Woman at the Devil's Door by Sarah Beth Hopton

Woman at the Devil's Door by Sarah Beth Hopton

Author:Sarah Beth Hopton
Language: eng
Format: epub
Publisher: Indiana University Press
Published: 2018-06-26T16:00:00+00:00


As she waited in the holding room, Mrs Pearcey’s much commented-on composure left her entirely. Those with her said she trembled violently and couldn’t sit still for more than a minute. Her committal to trial at the Old Bailey meant that her time was running short. If she was going to change tact, now was the time. Still, she held steady.

On her mother’s next visit, Mary told her what to do with the furniture and sundry items at her house and which small articles should go to which family member and what should be thrown out, should the worst happen, suggesting she still had faith in a long-end legal run. She valued the pages of music on her piano stand most, and begged her mother not to sell them, but to keep them and take care of them, as they were expensive, and she might want them again some day.

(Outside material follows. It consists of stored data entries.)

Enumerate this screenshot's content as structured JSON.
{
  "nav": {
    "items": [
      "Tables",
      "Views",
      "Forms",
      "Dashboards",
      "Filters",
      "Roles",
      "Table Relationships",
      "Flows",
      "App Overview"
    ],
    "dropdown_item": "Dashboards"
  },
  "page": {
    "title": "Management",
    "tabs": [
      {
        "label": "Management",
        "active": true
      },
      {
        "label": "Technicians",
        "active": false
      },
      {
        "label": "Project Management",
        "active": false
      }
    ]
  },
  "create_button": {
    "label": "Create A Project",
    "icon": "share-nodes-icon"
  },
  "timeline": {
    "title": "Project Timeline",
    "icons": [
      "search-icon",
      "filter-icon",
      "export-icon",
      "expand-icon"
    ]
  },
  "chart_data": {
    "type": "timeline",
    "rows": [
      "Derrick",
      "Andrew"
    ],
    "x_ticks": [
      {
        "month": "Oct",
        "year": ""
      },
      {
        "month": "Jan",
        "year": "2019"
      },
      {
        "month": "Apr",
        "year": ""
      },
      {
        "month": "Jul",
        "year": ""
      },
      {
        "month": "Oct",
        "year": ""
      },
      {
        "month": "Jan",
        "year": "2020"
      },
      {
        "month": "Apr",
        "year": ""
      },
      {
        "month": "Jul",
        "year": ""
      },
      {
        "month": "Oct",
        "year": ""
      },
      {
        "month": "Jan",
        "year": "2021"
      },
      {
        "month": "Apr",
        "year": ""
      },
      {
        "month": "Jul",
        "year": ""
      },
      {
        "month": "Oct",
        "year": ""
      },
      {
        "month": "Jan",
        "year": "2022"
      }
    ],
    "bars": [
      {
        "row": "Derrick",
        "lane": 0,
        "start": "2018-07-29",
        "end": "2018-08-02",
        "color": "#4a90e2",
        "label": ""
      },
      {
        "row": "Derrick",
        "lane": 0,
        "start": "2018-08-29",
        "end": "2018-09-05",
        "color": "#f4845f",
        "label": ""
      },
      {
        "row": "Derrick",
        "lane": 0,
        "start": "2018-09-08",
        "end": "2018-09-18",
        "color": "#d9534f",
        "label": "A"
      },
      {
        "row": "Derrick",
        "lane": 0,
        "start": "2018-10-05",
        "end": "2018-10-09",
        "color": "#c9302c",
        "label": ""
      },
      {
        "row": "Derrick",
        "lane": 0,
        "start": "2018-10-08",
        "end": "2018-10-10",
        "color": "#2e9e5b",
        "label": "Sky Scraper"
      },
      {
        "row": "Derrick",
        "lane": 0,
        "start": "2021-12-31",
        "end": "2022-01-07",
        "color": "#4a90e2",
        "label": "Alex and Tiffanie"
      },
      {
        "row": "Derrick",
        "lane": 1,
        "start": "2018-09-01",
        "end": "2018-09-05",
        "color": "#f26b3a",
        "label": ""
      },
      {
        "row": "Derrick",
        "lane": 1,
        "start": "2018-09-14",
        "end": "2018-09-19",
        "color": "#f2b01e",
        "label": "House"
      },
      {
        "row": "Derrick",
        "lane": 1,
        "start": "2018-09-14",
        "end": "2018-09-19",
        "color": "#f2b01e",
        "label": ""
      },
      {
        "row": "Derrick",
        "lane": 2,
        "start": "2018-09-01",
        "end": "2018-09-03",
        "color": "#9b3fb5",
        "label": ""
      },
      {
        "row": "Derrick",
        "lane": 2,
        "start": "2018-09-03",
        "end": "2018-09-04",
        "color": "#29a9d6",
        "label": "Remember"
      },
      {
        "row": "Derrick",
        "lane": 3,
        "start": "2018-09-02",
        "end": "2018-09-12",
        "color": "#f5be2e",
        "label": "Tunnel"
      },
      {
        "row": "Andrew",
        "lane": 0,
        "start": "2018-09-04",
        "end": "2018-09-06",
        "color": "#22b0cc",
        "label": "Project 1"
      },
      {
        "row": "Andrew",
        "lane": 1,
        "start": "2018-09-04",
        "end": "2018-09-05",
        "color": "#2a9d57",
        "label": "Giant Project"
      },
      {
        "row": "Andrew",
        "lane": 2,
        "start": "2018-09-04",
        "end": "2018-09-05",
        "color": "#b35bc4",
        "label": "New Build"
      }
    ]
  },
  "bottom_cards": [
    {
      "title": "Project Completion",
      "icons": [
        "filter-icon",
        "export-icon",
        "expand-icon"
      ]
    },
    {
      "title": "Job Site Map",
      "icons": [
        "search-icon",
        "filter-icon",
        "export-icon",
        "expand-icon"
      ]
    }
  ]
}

On November 25, Mary received a letter from her mother to which she replied in part, “Dear mother, do not fret for me, as I have not got anything to be afraid of.”67 But Charlotte was less naïve than her daughter, and believed there were many things to fear. These prison visits may have bolstered her daughter’s spirits, but they left Charlotte wracked with grief. Sometimes, after a visit, she would stand in the hall passage of Holloway prison “lifeless,” and unable to move.68

By the week’s end, Mrs Pearcey was in “excellent spirits” again, buoyed by a long interview with Freke Palmer in which they planned her defence, such that it was. She was heard later that day singing.69

The press tried to anticipate the legal cards that Freke Palmer would play at trial, but Palmer declined “in any way” to indicate his line of defence, and, frankly Mrs. Pearcey hadn’t left him with many cards to play. Some suggested Palmer would call into question the conduct of a person as yet suspected in the crime, or propose an alternative theory and play on the doubt that many had about Mrs Pearcey’s physical ability to commit such a murder, which even her uncle William had publically questioned. In an interview with Lloyd’s, William, a tradesman in the East End, said that he used to work as an undertaker and he knew how difficult it was to lift a dead body. He couldn’t understand, then, how his niece could get Phoebe Hogg’s body into the pram unaided.70 Others said Palmer would drill the fact that she had no motive for the crime. Whatever his line of reasoning, the press surmised the Old Bailey Sessions would offer disclosures of a “very startling character” that would change the complexion of the charge entirely.71

On November 24, 1890, exactly one month after the body of Phoebe Hogg was found butchered and dumped at Crossfield Road, the November Sessions for the jurisdiction of the Central Criminal Court were formally opened at the Sessions House in the Old Bailey.72 The calendar contained the names of 117 prisoners for trial, with just three charged with murder and only one of those three a woman.